China has been in the news a lot lately, and for some reason I’m missing 北京 (Běijīng) something fierce. I’m meeting a friend for drinks tonight, and I desperately want to go to 三里屯 (Sānlǐtúnr). I want to walk out into the 北京 (Běijīng) night into my safe, familiar third culture world. I want to float around in that mix of fashion, drinks and cosmopolitanism. I want to talk to the people that end up in the company of foreigners. I want to watch and learn, tell and teach. I used to laugh at people who drank on 三里屯 (Sānlǐtúnr). Now I wish I was one.

Maybe it has something to do with missing being in a place where I visibly live in the third culture. Here in the US, I’m a hidden immigrant. Sometimes I just want permission to be weird and go with it. I met another TCK through Facebook here where I live, and she mentioned that some of my feelings are being out of step with your peers. She’s right, that’s another thing – I want to do things that my peers here don’t want to do, like sing karaoke and go clubbing. I want to go have fun in new ways my parents didn’t, and that makes me out of step with my peers. And missing other places where people do those things.

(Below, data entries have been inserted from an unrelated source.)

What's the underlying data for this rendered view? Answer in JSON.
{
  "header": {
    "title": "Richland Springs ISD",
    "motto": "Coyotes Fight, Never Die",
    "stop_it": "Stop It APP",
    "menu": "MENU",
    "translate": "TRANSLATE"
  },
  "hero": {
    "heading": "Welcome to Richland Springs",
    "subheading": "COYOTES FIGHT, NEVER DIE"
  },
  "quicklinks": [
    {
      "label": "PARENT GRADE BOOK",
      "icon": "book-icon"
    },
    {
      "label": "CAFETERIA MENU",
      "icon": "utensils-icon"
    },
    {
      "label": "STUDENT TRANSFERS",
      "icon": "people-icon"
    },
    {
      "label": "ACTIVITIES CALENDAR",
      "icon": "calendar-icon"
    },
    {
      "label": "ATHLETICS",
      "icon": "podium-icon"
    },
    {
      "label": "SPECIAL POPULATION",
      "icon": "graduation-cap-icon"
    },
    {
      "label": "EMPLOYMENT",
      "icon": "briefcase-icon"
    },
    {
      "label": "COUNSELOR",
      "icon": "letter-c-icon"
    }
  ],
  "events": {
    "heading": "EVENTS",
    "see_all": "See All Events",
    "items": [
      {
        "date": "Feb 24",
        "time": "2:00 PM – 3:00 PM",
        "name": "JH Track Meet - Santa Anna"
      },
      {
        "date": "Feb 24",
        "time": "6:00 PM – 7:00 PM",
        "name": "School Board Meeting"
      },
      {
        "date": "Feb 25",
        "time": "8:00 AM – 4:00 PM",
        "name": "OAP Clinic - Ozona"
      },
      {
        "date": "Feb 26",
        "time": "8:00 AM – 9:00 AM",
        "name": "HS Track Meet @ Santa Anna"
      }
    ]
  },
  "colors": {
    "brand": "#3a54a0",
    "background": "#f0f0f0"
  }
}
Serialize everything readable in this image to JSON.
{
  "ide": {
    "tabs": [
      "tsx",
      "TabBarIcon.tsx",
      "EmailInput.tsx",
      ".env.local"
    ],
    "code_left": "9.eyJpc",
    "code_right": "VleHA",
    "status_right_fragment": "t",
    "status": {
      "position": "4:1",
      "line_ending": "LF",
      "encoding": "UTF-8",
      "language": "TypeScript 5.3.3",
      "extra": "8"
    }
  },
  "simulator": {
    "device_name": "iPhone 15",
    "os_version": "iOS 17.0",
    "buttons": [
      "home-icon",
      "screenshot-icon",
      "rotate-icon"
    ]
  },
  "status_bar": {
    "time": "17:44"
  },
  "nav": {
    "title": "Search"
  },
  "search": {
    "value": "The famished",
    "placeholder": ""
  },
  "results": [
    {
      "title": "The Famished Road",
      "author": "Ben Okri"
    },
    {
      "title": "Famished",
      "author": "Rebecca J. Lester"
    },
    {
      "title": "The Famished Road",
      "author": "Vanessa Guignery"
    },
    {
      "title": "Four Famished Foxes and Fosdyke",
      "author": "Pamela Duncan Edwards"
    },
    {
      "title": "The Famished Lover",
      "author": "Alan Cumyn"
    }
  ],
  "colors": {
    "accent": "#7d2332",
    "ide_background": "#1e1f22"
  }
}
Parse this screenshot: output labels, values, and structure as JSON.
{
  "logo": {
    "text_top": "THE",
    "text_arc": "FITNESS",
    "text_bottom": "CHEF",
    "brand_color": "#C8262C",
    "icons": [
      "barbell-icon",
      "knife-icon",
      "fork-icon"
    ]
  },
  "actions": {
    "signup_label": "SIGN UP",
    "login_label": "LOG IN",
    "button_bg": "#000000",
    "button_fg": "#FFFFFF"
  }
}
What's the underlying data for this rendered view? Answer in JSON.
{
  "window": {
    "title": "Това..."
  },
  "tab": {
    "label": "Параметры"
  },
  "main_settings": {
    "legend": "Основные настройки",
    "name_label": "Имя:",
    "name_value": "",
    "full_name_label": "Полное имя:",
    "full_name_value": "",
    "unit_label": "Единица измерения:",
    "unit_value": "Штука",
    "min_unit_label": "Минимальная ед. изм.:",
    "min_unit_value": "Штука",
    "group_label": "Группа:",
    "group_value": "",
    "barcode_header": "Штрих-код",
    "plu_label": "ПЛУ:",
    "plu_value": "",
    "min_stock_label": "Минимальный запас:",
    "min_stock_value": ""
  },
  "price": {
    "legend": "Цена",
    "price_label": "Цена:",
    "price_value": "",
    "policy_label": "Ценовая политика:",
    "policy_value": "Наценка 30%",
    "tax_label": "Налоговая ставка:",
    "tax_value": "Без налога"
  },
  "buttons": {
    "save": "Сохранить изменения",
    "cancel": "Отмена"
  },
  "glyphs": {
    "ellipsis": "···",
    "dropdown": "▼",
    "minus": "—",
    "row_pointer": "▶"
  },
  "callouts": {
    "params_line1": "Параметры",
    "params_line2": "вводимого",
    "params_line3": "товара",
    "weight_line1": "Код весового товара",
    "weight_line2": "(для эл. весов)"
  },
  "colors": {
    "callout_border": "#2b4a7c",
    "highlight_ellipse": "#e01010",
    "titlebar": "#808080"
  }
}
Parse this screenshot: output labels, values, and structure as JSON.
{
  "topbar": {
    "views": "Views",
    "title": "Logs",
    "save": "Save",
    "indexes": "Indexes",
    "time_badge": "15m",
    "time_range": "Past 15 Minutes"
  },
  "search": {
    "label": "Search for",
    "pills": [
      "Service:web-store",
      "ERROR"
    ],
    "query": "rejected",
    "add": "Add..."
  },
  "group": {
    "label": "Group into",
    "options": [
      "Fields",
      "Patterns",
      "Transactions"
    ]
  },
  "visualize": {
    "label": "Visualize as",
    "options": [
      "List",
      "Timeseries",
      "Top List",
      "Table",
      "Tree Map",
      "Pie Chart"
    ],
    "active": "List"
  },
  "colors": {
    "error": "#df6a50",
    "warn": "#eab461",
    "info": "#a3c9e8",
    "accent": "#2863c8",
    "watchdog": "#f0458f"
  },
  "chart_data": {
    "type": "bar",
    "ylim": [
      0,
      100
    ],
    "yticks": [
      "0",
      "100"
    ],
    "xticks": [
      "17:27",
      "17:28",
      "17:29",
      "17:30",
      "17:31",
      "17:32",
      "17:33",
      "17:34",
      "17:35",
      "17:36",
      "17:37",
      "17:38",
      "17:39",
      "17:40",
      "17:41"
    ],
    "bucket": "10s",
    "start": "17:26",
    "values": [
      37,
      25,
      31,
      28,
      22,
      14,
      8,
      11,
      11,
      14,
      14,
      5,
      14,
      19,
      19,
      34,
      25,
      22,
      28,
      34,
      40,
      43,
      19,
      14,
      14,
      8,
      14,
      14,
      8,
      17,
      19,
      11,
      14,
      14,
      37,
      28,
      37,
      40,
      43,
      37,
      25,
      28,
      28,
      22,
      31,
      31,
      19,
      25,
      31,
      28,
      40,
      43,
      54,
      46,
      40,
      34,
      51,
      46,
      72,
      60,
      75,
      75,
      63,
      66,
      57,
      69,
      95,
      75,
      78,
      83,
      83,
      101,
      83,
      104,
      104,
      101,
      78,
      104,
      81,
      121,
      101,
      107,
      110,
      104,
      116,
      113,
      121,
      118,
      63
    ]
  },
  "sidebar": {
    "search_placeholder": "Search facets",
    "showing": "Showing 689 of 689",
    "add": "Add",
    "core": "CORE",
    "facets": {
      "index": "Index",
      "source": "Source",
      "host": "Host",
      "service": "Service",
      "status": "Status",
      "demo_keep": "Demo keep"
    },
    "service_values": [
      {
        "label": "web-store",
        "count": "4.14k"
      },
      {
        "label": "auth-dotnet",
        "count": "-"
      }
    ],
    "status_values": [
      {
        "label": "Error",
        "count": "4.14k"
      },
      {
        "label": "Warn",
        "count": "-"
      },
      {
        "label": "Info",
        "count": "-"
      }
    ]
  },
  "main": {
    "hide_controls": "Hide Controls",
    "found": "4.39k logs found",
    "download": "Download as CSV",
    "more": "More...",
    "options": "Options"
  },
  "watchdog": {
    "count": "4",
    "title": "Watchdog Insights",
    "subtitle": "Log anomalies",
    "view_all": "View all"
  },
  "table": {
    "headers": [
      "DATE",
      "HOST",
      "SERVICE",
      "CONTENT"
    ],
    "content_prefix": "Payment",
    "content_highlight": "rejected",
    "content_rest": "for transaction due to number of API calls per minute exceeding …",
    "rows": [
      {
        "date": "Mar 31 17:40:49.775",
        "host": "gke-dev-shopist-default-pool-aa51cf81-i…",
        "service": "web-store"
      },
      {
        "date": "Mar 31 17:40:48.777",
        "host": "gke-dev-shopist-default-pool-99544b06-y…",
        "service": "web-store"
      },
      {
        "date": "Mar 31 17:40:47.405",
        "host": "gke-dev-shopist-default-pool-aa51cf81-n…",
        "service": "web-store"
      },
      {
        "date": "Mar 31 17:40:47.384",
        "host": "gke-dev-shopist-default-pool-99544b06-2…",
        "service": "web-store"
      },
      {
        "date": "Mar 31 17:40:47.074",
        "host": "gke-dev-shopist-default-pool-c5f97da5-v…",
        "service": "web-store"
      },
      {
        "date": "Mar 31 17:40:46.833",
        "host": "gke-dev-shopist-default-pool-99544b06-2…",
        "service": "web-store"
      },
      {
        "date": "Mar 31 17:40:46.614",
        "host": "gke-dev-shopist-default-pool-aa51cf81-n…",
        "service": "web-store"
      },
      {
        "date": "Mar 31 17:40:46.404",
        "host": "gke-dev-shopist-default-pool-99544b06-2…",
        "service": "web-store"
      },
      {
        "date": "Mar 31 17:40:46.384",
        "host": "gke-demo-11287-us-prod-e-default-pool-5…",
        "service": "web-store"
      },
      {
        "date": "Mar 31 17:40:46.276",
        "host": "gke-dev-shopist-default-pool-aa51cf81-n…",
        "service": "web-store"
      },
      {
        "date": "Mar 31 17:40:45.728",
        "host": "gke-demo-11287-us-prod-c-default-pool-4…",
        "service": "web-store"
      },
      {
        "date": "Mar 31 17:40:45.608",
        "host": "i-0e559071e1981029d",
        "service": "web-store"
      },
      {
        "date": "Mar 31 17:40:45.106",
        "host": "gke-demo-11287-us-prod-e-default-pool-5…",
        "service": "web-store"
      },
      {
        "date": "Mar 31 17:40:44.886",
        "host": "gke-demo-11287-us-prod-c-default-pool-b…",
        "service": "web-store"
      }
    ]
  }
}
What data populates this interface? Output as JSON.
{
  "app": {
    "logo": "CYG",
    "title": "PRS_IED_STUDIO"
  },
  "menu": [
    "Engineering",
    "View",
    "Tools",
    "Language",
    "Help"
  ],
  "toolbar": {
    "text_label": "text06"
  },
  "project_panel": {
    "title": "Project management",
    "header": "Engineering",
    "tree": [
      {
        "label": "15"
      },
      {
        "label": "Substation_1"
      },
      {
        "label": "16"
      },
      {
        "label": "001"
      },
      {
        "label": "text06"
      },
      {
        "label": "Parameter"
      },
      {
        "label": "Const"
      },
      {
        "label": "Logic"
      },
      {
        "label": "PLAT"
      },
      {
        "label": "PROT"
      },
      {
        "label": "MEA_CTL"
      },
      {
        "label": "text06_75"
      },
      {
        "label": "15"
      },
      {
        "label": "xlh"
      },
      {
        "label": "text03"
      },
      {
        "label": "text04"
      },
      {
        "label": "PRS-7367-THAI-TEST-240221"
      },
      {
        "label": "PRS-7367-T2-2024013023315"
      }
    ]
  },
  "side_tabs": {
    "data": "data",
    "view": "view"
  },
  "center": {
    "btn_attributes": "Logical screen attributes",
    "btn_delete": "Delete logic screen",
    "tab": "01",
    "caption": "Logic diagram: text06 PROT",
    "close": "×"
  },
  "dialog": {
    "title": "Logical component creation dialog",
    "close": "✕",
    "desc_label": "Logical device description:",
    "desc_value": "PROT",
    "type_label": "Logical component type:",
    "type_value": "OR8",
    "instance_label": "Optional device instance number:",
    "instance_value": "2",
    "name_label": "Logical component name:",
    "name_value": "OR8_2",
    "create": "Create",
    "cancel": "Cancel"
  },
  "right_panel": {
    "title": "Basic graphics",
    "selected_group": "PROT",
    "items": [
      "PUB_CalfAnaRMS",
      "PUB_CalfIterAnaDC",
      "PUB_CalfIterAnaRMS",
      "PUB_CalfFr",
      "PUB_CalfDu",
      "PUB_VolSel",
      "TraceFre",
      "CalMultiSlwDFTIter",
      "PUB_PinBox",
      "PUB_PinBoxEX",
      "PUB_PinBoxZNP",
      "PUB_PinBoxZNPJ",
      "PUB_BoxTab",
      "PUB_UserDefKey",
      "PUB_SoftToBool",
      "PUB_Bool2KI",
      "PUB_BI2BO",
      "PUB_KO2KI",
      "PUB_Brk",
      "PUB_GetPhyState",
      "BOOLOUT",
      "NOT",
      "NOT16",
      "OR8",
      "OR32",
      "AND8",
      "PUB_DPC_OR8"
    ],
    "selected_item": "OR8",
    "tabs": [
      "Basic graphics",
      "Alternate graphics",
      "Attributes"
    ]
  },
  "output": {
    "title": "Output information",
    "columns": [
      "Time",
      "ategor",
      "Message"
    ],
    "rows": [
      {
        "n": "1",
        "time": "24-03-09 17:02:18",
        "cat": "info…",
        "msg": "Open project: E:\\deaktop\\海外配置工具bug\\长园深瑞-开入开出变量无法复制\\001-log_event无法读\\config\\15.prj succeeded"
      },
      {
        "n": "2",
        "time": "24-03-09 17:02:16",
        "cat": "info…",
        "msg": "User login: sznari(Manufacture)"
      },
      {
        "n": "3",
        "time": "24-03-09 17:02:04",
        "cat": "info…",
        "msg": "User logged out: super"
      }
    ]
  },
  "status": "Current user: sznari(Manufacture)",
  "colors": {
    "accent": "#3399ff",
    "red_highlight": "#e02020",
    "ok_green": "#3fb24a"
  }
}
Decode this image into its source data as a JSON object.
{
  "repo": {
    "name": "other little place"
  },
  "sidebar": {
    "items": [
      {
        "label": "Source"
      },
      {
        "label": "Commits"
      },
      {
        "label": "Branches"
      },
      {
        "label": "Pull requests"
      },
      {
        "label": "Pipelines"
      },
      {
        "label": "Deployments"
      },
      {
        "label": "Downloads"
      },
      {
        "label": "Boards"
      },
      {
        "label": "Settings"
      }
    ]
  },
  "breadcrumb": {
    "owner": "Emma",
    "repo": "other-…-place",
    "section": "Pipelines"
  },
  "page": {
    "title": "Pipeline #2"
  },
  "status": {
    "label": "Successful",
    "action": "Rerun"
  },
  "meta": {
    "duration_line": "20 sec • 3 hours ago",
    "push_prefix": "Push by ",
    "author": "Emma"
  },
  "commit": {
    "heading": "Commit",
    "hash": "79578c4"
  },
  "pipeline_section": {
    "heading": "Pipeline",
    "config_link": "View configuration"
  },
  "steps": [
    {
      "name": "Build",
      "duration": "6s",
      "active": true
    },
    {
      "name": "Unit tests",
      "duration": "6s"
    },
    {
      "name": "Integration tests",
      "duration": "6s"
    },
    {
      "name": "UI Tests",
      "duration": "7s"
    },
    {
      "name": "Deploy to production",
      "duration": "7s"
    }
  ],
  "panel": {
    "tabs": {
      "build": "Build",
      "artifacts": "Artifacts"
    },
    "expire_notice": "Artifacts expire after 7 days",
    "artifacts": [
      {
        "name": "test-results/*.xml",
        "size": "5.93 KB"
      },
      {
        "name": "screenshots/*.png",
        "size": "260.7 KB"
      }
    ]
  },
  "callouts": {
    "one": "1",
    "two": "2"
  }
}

It might also have something to do with another thing my friend said. She described where we live as ‘monochromatic’, and I know exactly what she means. Being in contact with several cultures at the same time is like living in a rainbow of color and texture. Living in only one culture can be boring, frankly, and maybe I just want out for the sake of getting out, and what better place to experience it all at once than in the third culture?